Tell me you want me to stay
And I’ll let my heart turn over each day 
- “Want Me To Stay”

To some extent, Vega’s songs are about relationality itself — how listeners relate to the tracks, how one relates to others and the world in which they live. The visual representation of hands on the EP and singles covers — works by the artist Alice Henry — illustrates this idea well. “The songs aren’t just about me and one other person. I think a lot of the subject matter is about interpersonal issues.”

Vega describes drawing a lot of inspiration from one particular experience: “Sort of the first person I ever realized I had feelings for, who was a friend of mine, and kind of just made everything fall apart in my world.” But the experience signifies something beyond the people involved. “It’s become so much more than just an individual, but the whole realization about myself that came with that… My background is in evangelical Christianity, and so it’s like realizing that and having those beliefs that directly went against that. What I draw from it now is that it’s not like I’m not over a particular person, it’s just it’s such an important time in my life.”

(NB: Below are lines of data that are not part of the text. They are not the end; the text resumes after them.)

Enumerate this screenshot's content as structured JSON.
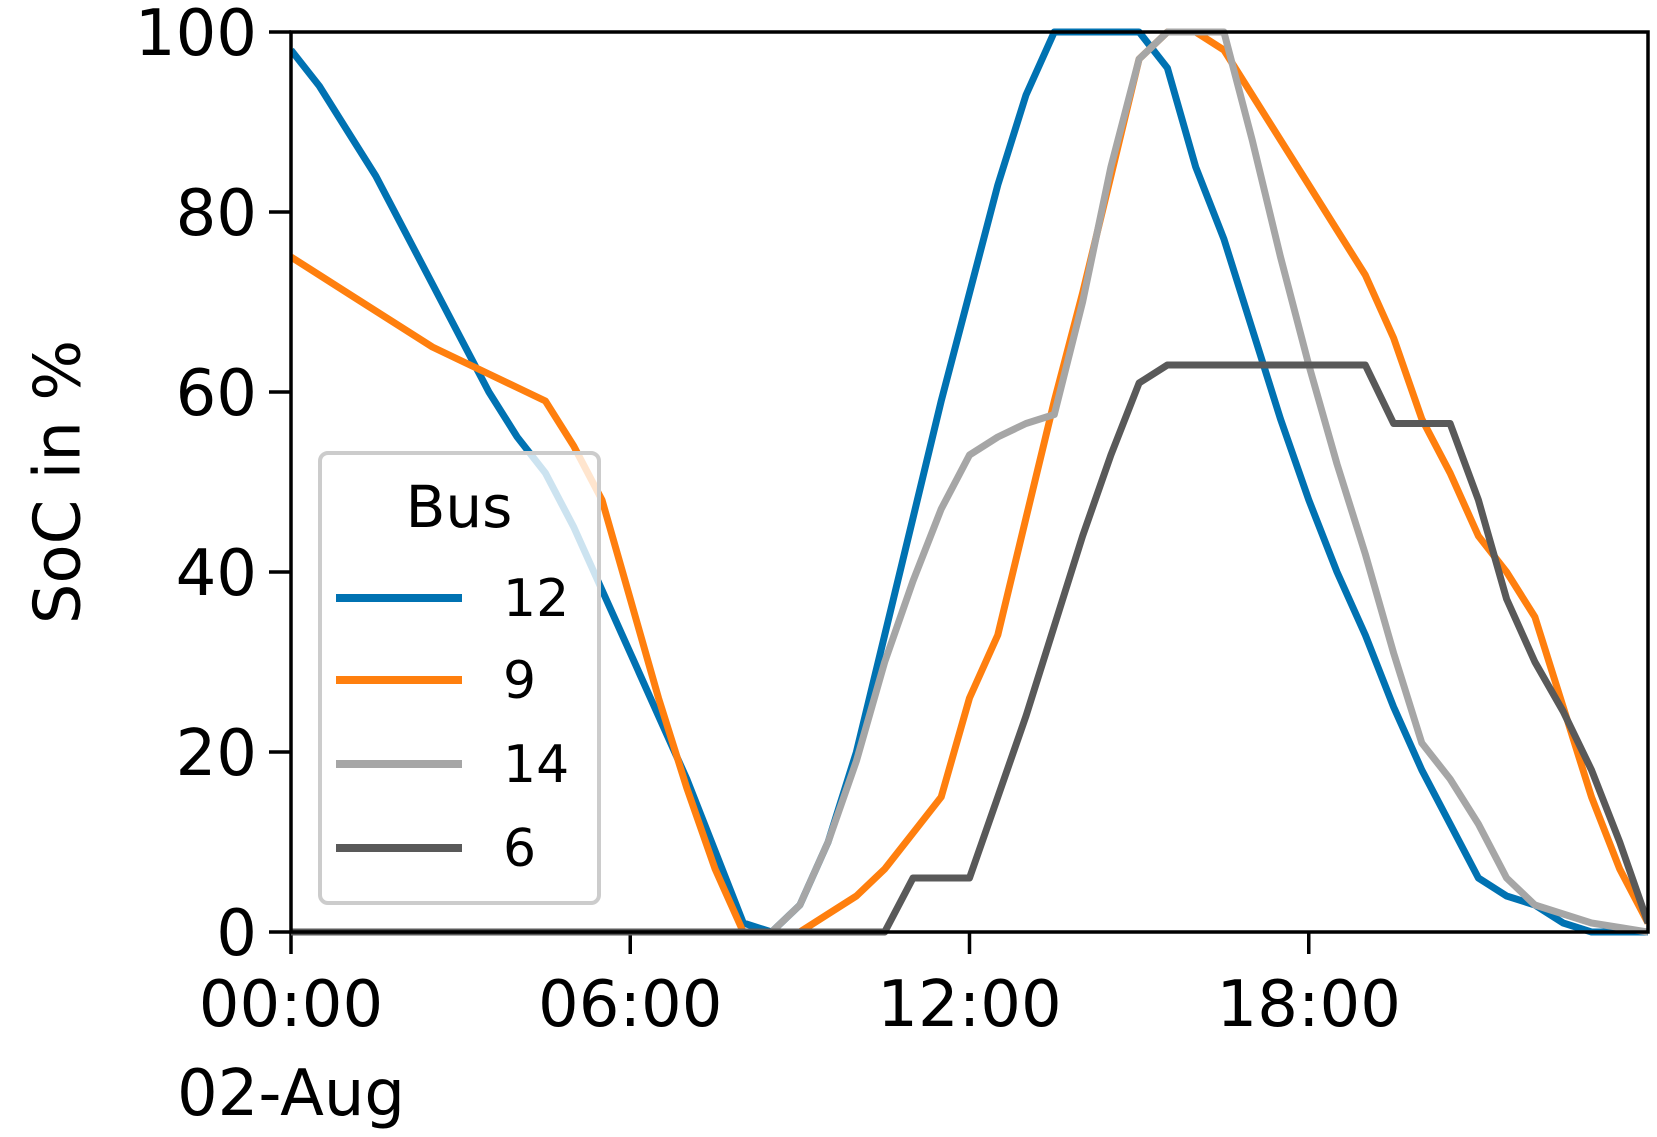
{
  "chart_data": {
    "type": "line",
    "xlabel": "",
    "ylabel": "SoC in %",
    "ylim": [
      0,
      100
    ],
    "xlim_hours": [
      0,
      24
    ],
    "x_ticks": [
      {
        "label": "00:00",
        "sublabel": "02-Aug"
      },
      {
        "label": "06:00",
        "sublabel": ""
      },
      {
        "label": "12:00",
        "sublabel": ""
      },
      {
        "label": "18:00",
        "sublabel": ""
      }
    ],
    "y_ticks": [
      "0",
      "20",
      "40",
      "60",
      "80",
      "100"
    ],
    "grid": false,
    "legend": {
      "title": "Bus",
      "placement": "center-left"
    },
    "x_hours": [
      0,
      0.5,
      1,
      1.5,
      2,
      2.5,
      3,
      3.5,
      4,
      4.5,
      5,
      5.5,
      6,
      6.5,
      7,
      7.5,
      8,
      8.5,
      9,
      9.5,
      10,
      10.5,
      11,
      11.5,
      12,
      12.5,
      13,
      13.5,
      14,
      14.5,
      15,
      15.5,
      16,
      16.5,
      17,
      17.5,
      18,
      18.5,
      19,
      19.5,
      20,
      20.5,
      21,
      21.5,
      22,
      22.5,
      23,
      23.5,
      24
    ],
    "series": [
      {
        "name": "12",
        "color": "#0072B2",
        "values": [
          98,
          94,
          89,
          84,
          78,
          72,
          66,
          60,
          55,
          51,
          45,
          38,
          31,
          24,
          17,
          9,
          1,
          0,
          3,
          10,
          20,
          33,
          46,
          59,
          71,
          83,
          93,
          100,
          100,
          100,
          100,
          96,
          85,
          77,
          67,
          57,
          48,
          40,
          33,
          25,
          18,
          12,
          6,
          4,
          3,
          1,
          0,
          0,
          0
        ]
      },
      {
        "name": "9",
        "color": "#FF7F0E",
        "values": [
          75,
          73,
          71,
          69,
          67,
          65,
          63.5,
          62,
          60.5,
          59,
          54,
          48,
          37,
          26,
          16,
          7,
          0,
          0,
          0,
          2,
          4,
          7,
          11,
          15,
          26,
          33,
          46,
          59,
          71,
          84,
          97,
          100,
          100,
          98,
          93,
          88,
          83,
          78,
          73,
          66,
          57,
          51,
          44,
          40,
          35,
          25,
          15,
          7,
          1
        ]
      },
      {
        "name": "14",
        "color": "#A6A6A6",
        "values": [
          0,
          0,
          0,
          0,
          0,
          0,
          0,
          0,
          0,
          0,
          0,
          0,
          0,
          0,
          0,
          0,
          0,
          0,
          3,
          10,
          19,
          30,
          39,
          47,
          53,
          55,
          56.5,
          57.5,
          70,
          85,
          97,
          100,
          100,
          100,
          88,
          75,
          63,
          52,
          42,
          31,
          21,
          17,
          12,
          6,
          3,
          2,
          1,
          0.5,
          0
        ]
      },
      {
        "name": "6",
        "color": "#595959",
        "values": [
          0,
          0,
          0,
          0,
          0,
          0,
          0,
          0,
          0,
          0,
          0,
          0,
          0,
          0,
          0,
          0,
          0,
          0,
          0,
          0,
          0,
          0,
          6,
          6,
          6,
          15,
          24,
          34,
          44,
          53,
          61,
          63,
          63,
          63,
          63,
          63,
          63,
          63,
          63,
          56.5,
          56.5,
          56.5,
          48,
          37,
          30,
          24.5,
          18,
          10,
          1
        ]
      }
    ]
  }
}
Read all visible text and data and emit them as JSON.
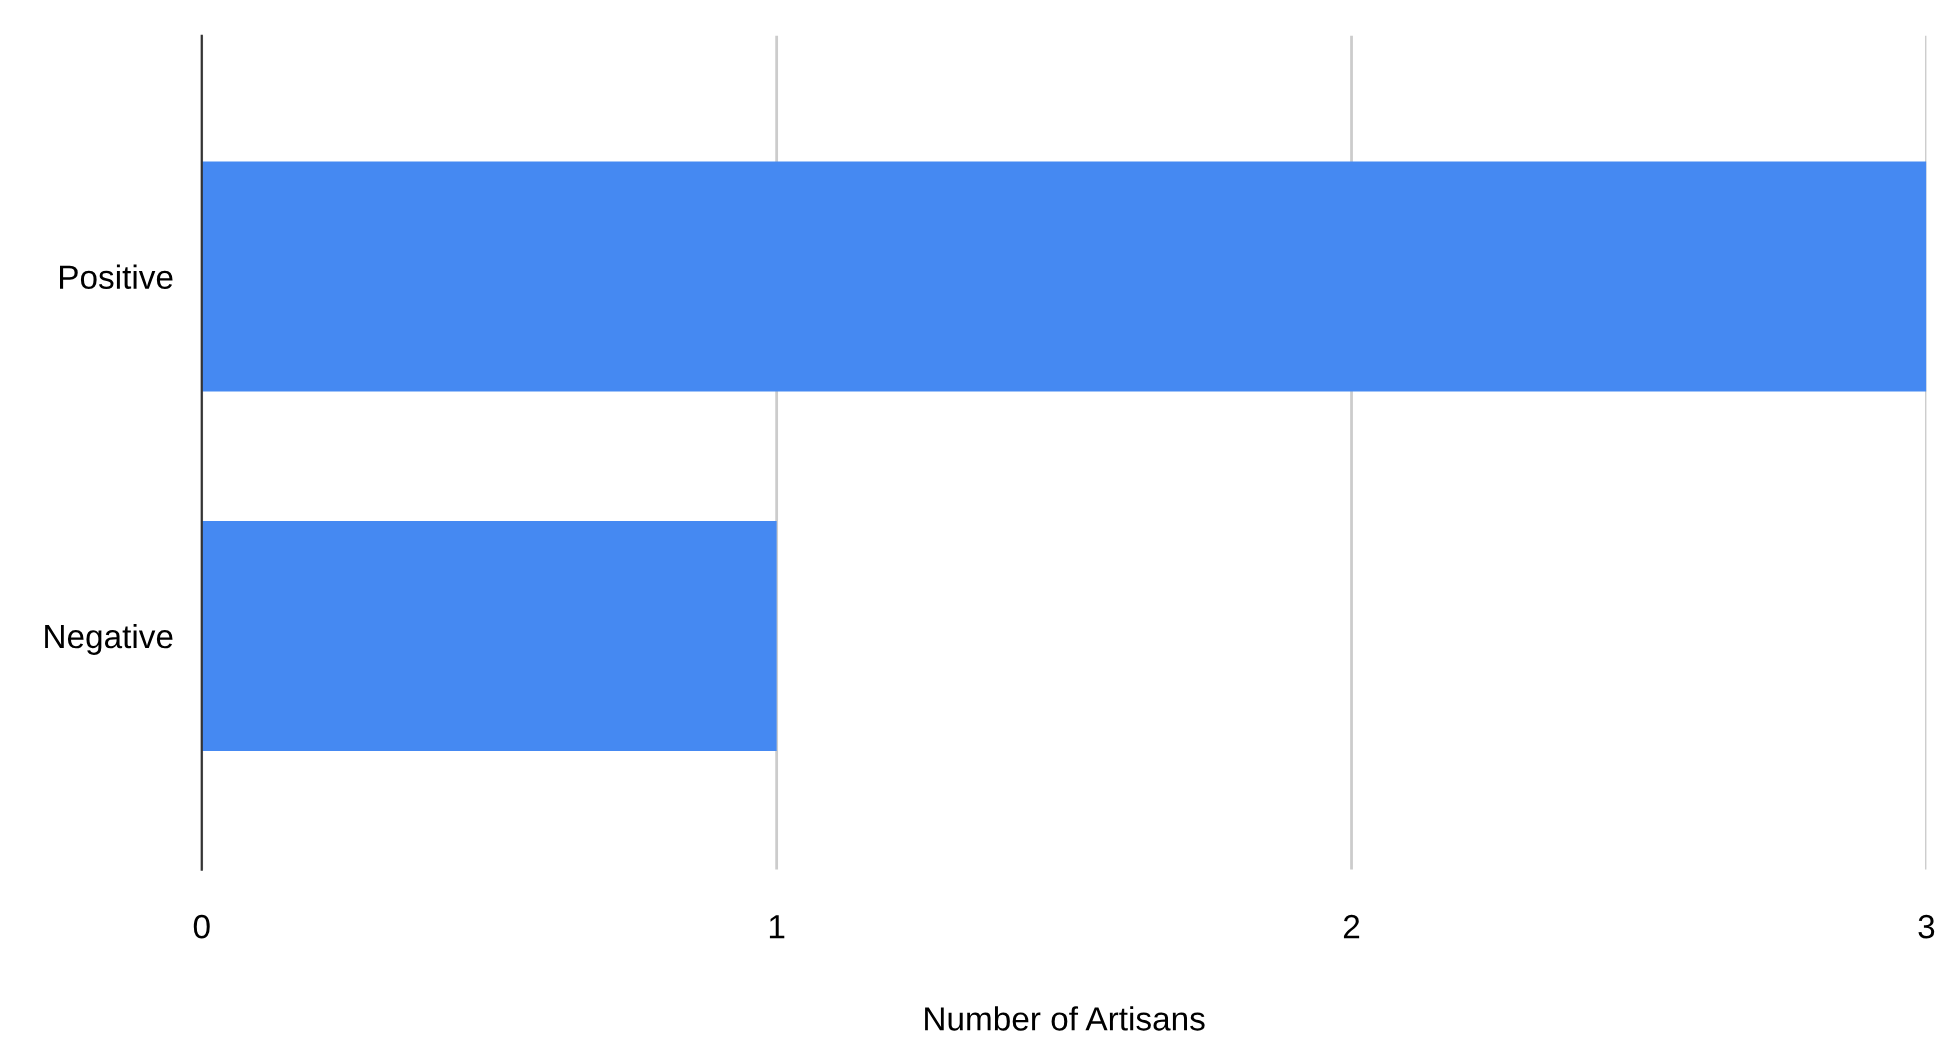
{
  "chart_data": {
    "type": "bar",
    "orientation": "horizontal",
    "xlabel": "Number of Artisans",
    "categories": [
      "Positive",
      "Negative"
    ],
    "values": [
      3,
      1
    ],
    "color": "#4589f2",
    "xlim": [
      0,
      3
    ],
    "xticks": [
      0,
      1,
      2,
      3
    ],
    "grid": "x",
    "legend": false
  }
}
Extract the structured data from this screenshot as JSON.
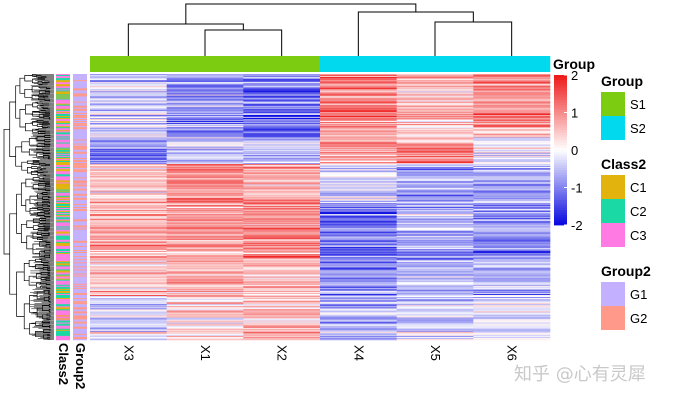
{
  "chart_data": {
    "type": "heatmap",
    "columns": [
      "X3",
      "X1",
      "X2",
      "X4",
      "X5",
      "X6"
    ],
    "column_group": [
      "S1",
      "S1",
      "S1",
      "S2",
      "S2",
      "S2"
    ],
    "group_colors": {
      "S1": "#7ccc12",
      "S2": "#00d9ee"
    },
    "top_annotation_label": "Group",
    "row_annotations": [
      "Class2",
      "Group2"
    ],
    "color_scale": {
      "min": -2,
      "max": 2,
      "low": "#0b0be0",
      "mid": "#ffffff",
      "high": "#ee1a1a",
      "ticks": [
        2,
        1,
        0,
        -1,
        -2
      ],
      "tick_labels": [
        "2",
        "1",
        "0",
        "-1",
        "-2"
      ]
    },
    "n_rows": 260,
    "row_blocks": [
      {
        "fraction": 0.02,
        "values": [
          -0.5,
          -0.6,
          -0.7,
          1.2,
          0.9,
          1.3
        ]
      },
      {
        "fraction": 0.22,
        "values": [
          -0.3,
          -0.9,
          -1.1,
          1.2,
          0.6,
          1.0
        ]
      },
      {
        "fraction": 0.1,
        "values": [
          -0.9,
          -0.4,
          -0.4,
          0.8,
          1.0,
          -0.2
        ]
      },
      {
        "fraction": 0.14,
        "values": [
          0.4,
          1.0,
          0.7,
          -0.3,
          -0.8,
          -0.9
        ]
      },
      {
        "fraction": 0.22,
        "values": [
          0.7,
          0.9,
          1.1,
          -1.1,
          -0.7,
          -0.8
        ]
      },
      {
        "fraction": 0.14,
        "values": [
          0.5,
          0.8,
          0.6,
          -0.9,
          -0.5,
          -0.6
        ]
      },
      {
        "fraction": 0.16,
        "values": [
          -0.2,
          0.3,
          0.6,
          -0.6,
          -0.3,
          -0.2
        ]
      }
    ],
    "class2_colors": {
      "C1": "#e2b20d",
      "C2": "#1ad9a4",
      "C3": "#ff7ae2"
    },
    "group2_colors": {
      "G1": "#c3b0ff",
      "G2": "#ff9a8a"
    }
  },
  "legend": {
    "group": {
      "title": "Group",
      "items": [
        {
          "label": "S1",
          "color": "#7ccc12"
        },
        {
          "label": "S2",
          "color": "#00d9ee"
        }
      ]
    },
    "class2": {
      "title": "Class2",
      "items": [
        {
          "label": "C1",
          "color": "#e2b20d"
        },
        {
          "label": "C2",
          "color": "#1ad9a4"
        },
        {
          "label": "C3",
          "color": "#ff7ae2"
        }
      ]
    },
    "group2": {
      "title": "Group2",
      "items": [
        {
          "label": "G1",
          "color": "#c3b0ff"
        },
        {
          "label": "G2",
          "color": "#ff9a8a"
        }
      ]
    }
  },
  "watermark": "知乎 @心有灵犀"
}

One gets the sense, from listening to the music of Mini Trees, that it is earnest and meaningful, laced with significance somehow, even if the specificities are sometimes hard to pin down. Her lyrics are deliberate, aware of how it negotiates boundaries and layers. “It’s funny because, especially with this last set of songs for this last EP, I really found myself forgetting that when I was writing that anyone will hear it. I had no issues being really really transparent and vulnerable when I was writing it, then I took it to the studio and started recording it and I was like oh, that’s right, other people will hear this.” And maybe for those exact reasons, Vega is able to cultivate a widened, immersive space for intimacy, relatability, and possibility — one that includes rather than excludes. It is as though her songs held a world of their own, and we are lucky enough to be invited in.